Re: Unexplained b" and " around message body with python and java, but not with C++

Posted by Gordon Sim <gs...@redhat.com>.
On 22/12/17 08:14, Olivier Delbeke wrote:
>   Hi Chris & all,
> 
> Your solution (defining the data as unicode) works :
> [python] sender.send( Message(body="[MESSAGE]") )    => to_string(message.body())=="b"[MESSAGE]"" in C++ at the receiver side
> [python] sender.send( Message(body=u"[MESSAGE]") )  => to_string(message.body())=="[MESSAGE]" in C++ at the receiver side
> 
> The difference in the data being sent is minimal :
> "[MESSAGE]"
> [0x21dec70]:0 -> @transfer(20) [handle=0, delivery-id=0, delivery-tag=b"1", message-format=0, settled=false, more=false, resume=false, aborted=false, batchable=false] (77) "\x00Sp\xd0\x00\x00\x00\x0b\x00\x00\x00\x05BP\x04@BR\x00\x00Ss\xd0\x00\x00\x00$\x00\x00\x00\x0d@@@@@@\xa3\x00\xa3\x00\x83\x00\x00\x00\x00\x00\x00\x00\x00\x83\x00\x00\x00\x00\x00\x00\x00\x00@R\x00@\x00Sw\xa0\x09[MESSAGE]"
> u"MESSAGE"
> [0x1e61c70]:0 -> @transfer(20) [handle=0, delivery-id=0, delivery-tag=b"1", message-format=0, settled=false, more=false, resume=false, aborted=false, batchable=false] (77) "\x00Sp\xd0\x00\x00\x00\x0b\x00\x00\x00\x05BP\x04@BR\x00\x00Ss\xd0\x00\x00\x00$\x00\x00\x00\x0d@@@@@@\xa3\x00\xa3\x00\x83\x00\x00\x00\x00\x00\x00\x00\x00\x83\x00\x00\x00\x00\x00\x00\x00\x00@R\x00@\x00Sw\xa1\x09[MESSAGE]"
> 
> If I'm reading correctly, I just see a \xa0 -> \xa1 (2 bytes before the message)
> Does this field represent the data encoding ?

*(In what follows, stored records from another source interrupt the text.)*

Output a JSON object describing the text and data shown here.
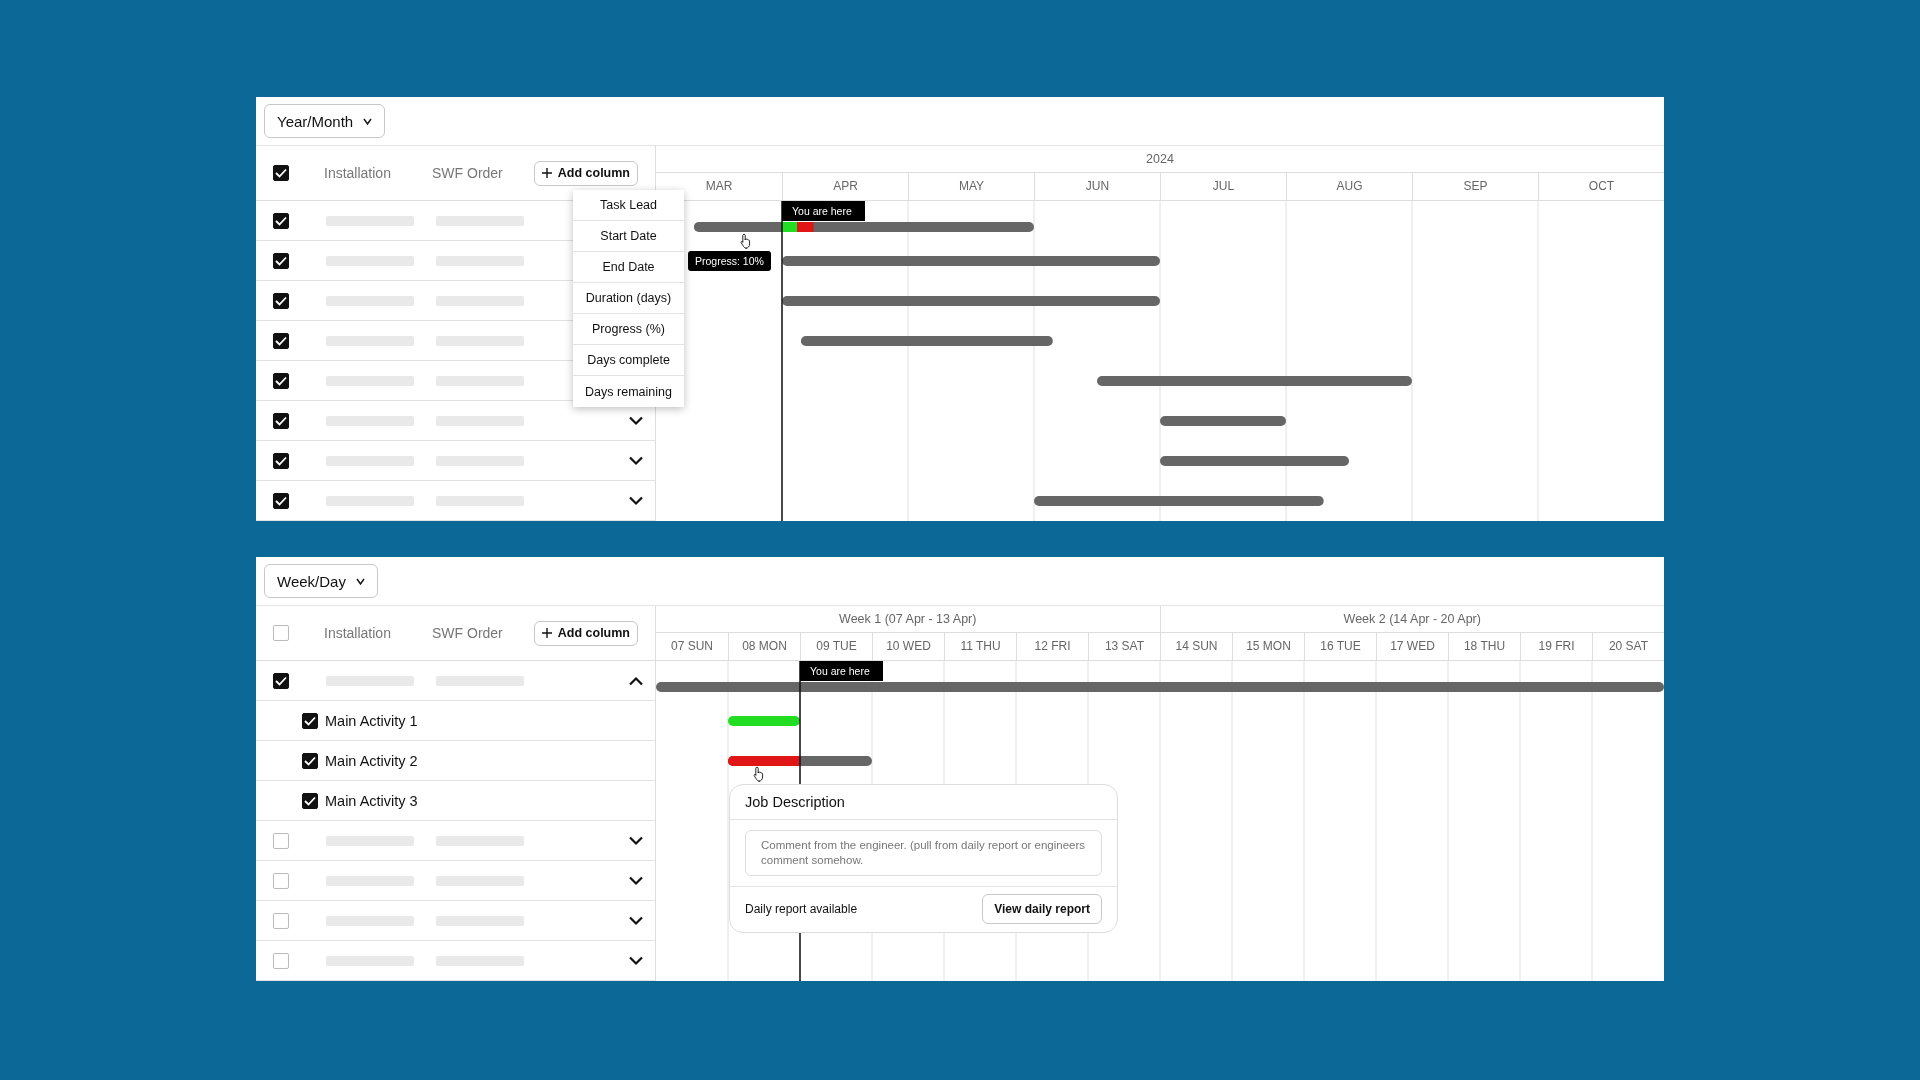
{
  "panels": [
    {
      "view_selector": "Year/Month",
      "header": {
        "checked": true,
        "columns": [
          "Installation",
          "SWF Order"
        ],
        "add_button": "Add column"
      },
      "rows": [
        {
          "checked": true
        },
        {
          "checked": true
        },
        {
          "checked": true
        },
        {
          "checked": true
        },
        {
          "checked": true
        },
        {
          "checked": true,
          "expanded": false
        },
        {
          "checked": true,
          "expanded": false
        },
        {
          "checked": true,
          "expanded": false
        }
      ],
      "column_menu": [
        "Task Lead",
        "Start Date",
        "End Date",
        "Duration (days)",
        "Progress (%)",
        "Days complete",
        "Days remaining"
      ],
      "timeline": {
        "header_groups": [
          "2024"
        ],
        "columns": [
          "MAR",
          "APR",
          "MAY",
          "JUN",
          "JUL",
          "AUG",
          "SEP",
          "OCT"
        ],
        "marker_label": "You are here",
        "tooltip": "Progress: 10%"
      }
    },
    {
      "view_selector": "Week/Day",
      "header": {
        "checked": false,
        "columns": [
          "Installation",
          "SWF Order"
        ],
        "add_button": "Add column"
      },
      "rows": [
        {
          "checked": true,
          "expanded": true,
          "children": [
            {
              "checked": true,
              "label": "Main Activity 1"
            },
            {
              "checked": true,
              "label": "Main Activity 2"
            },
            {
              "checked": true,
              "label": "Main Activity 3"
            }
          ]
        },
        {
          "checked": false,
          "expanded": false
        },
        {
          "checked": false,
          "expanded": false
        },
        {
          "checked": false,
          "expanded": false
        },
        {
          "checked": false,
          "expanded": false
        }
      ],
      "timeline": {
        "header_groups": [
          "Week 1 (07 Apr - 13 Apr)",
          "Week 2 (14 Apr - 20 Apr)"
        ],
        "columns": [
          "07 SUN",
          "08 MON",
          "09 TUE",
          "10 WED",
          "11 THU",
          "12 FRI",
          "13 SAT",
          "14 SUN",
          "15 MON",
          "16 TUE",
          "17 WED",
          "18 THU",
          "19 FRI",
          "20 SAT"
        ],
        "marker_label": "You are here",
        "popup": {
          "title": "Job Description",
          "comment": "Comment from the engineer. (pull from daily report or engineers comment somehow.",
          "footer_text": "Daily report available",
          "button": "View daily report"
        }
      }
    }
  ]
}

Yes (0xa0 is binary, 0xa1 is string)

---------------------------------------------------------------------
To unsubscribe, e-mail: users-unsubscribe@qpid.apache.org
For additional commands, e-mail: users-help@qpid.apache.org


Re: Unexplained b" and " around message body with python and java, but not with C++

Posted by Olivier Delbeke <Ol...@awtce.be>.
 Hi Chris & all,

Your solution (defining the data as unicode) works : 
[python] sender.send( Message(body="[MESSAGE]") )    => to_string(message.body())=="b"[MESSAGE]"" in C++ at the receiver side
[python] sender.send( Message(body=u"[MESSAGE]") )  => to_string(message.body())=="[MESSAGE]" in C++ at the receiver side

The difference in the data being sent is minimal :
"[MESSAGE]"
[0x21dec70]:0 -> @transfer(20) [handle=0, delivery-id=0, delivery-tag=b"1", message-format=0, settled=false, more=false, resume=false, aborted=false, batchable=false] (77) "\x00Sp\xd0\x00\x00\x00\x0b\x00\x00\x00\x05BP\x04@BR\x00\x00Ss\xd0\x00\x00\x00$\x00\x00\x00\x0d@@@@@@\xa3\x00\xa3\x00\x83\x00\x00\x00\x00\x00\x00\x00\x00\x83\x00\x00\x00\x00\x00\x00\x00\x00@R\x00@\x00Sw\xa0\x09[MESSAGE]"
u"MESSAGE"
[0x1e61c70]:0 -> @transfer(20) [handle=0, delivery-id=0, delivery-tag=b"1", message-format=0, settled=false, more=false, resume=false, aborted=false, batchable=false] (77) "\x00Sp\xd0\x00\x00\x00\x0b\x00\x00\x00\x05BP\x04@BR\x00\x00Ss\xd0\x00\x00\x00$\x00\x00\x00\x0d@@@@@@\xa3\x00\xa3\x00\x83\x00\x00\x00\x00\x00\x00\x00\x00\x83\x00\x00\x00\x00\x00\x00\x00\x00@R\x00@\x00Sw\xa1\x09[MESSAGE]"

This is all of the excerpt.